The LZ 127 Graf Zeppelin was one of the most majestic airships ever to appear in the skies above Maribor. This airship, which was the largest in the world at the time, flew over Maribor on July 12, 1931, on its way from Friedrichshafen to Vienna. The arrival of the Zeppelin was a sensation of the day, and people rushed out of their homes to see the air giant. The Zeppelin then headed northeast from Maribor towards Radgona.

The Zeppelin was a rigid airship, its main feature being a metal-covered rigid metal frame, composed of cross rings and longitudinal carriers, which contained numerous individual gas bags.
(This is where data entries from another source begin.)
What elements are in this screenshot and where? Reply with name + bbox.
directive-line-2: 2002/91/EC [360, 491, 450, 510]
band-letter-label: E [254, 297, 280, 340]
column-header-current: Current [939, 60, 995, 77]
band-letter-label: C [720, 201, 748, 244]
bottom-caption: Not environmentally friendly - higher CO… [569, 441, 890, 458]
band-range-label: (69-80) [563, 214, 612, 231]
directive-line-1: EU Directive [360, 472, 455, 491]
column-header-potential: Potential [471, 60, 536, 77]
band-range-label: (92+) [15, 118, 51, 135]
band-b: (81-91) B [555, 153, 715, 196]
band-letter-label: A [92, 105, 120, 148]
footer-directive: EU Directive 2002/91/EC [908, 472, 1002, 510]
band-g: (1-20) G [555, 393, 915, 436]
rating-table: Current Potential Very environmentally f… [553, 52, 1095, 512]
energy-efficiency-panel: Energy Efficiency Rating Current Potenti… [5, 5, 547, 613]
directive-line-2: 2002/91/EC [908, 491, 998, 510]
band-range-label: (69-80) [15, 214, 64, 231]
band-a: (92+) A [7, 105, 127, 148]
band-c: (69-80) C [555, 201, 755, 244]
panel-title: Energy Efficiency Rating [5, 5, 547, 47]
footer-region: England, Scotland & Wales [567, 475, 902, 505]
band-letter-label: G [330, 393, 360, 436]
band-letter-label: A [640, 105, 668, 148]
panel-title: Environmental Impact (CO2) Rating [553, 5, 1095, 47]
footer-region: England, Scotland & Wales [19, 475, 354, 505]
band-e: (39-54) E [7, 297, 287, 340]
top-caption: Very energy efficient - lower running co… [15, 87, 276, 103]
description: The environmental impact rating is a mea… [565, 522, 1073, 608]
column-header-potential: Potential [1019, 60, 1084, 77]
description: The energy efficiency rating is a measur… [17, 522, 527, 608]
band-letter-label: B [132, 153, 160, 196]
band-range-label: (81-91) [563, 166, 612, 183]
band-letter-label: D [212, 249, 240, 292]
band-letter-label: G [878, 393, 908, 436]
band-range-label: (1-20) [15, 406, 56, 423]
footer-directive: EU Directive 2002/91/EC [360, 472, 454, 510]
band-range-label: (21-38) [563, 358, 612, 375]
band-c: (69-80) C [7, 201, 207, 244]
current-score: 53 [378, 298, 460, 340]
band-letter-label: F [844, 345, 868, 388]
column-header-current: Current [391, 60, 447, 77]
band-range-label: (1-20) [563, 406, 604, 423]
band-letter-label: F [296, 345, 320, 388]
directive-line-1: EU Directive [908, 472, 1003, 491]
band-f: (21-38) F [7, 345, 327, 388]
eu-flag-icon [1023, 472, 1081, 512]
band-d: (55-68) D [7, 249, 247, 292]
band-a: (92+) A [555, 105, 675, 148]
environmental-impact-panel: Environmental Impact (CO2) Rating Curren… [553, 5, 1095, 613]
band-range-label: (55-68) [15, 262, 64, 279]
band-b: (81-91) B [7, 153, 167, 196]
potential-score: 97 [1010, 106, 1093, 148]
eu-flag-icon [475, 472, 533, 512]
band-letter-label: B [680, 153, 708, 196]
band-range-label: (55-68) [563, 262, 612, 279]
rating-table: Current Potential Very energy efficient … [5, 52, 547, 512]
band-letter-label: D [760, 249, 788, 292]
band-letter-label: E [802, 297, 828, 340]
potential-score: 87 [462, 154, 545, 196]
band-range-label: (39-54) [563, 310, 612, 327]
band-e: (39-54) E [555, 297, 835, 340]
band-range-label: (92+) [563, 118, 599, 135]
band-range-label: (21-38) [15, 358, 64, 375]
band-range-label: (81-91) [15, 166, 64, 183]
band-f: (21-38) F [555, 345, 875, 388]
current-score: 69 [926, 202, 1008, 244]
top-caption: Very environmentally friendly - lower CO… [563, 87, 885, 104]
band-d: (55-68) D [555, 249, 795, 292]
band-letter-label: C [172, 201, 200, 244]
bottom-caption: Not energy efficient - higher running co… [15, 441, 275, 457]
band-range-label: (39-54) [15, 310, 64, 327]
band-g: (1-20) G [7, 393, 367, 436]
The first Zeppelins had long cylindrical hulls with conical ends and complex multi-fin tails.

The inventor of the airships was Count Ferdinand Adolf August Heinrich von Zeppelin, a German inventor and aircraft manufacturer, born on July 8, 1838, in Konstanz near Lake Constance, and died in Germany on March 8, 1917. Zeppelin was the founder of the company Luftschiffbau Zeppelin and the inventor of the Zeppelin named after him.

The first Zeppelin flew in 1900 and was called LZ1. Of the last two large airships, LZ 127 Graf Zeppelin and LZ 129 Hindenburg, the Hindenburg caught fire and burned down just before landing in Lakehurst (New Jersey) after a passenger flight across the Atlantic in 1937, killing 35 passengers.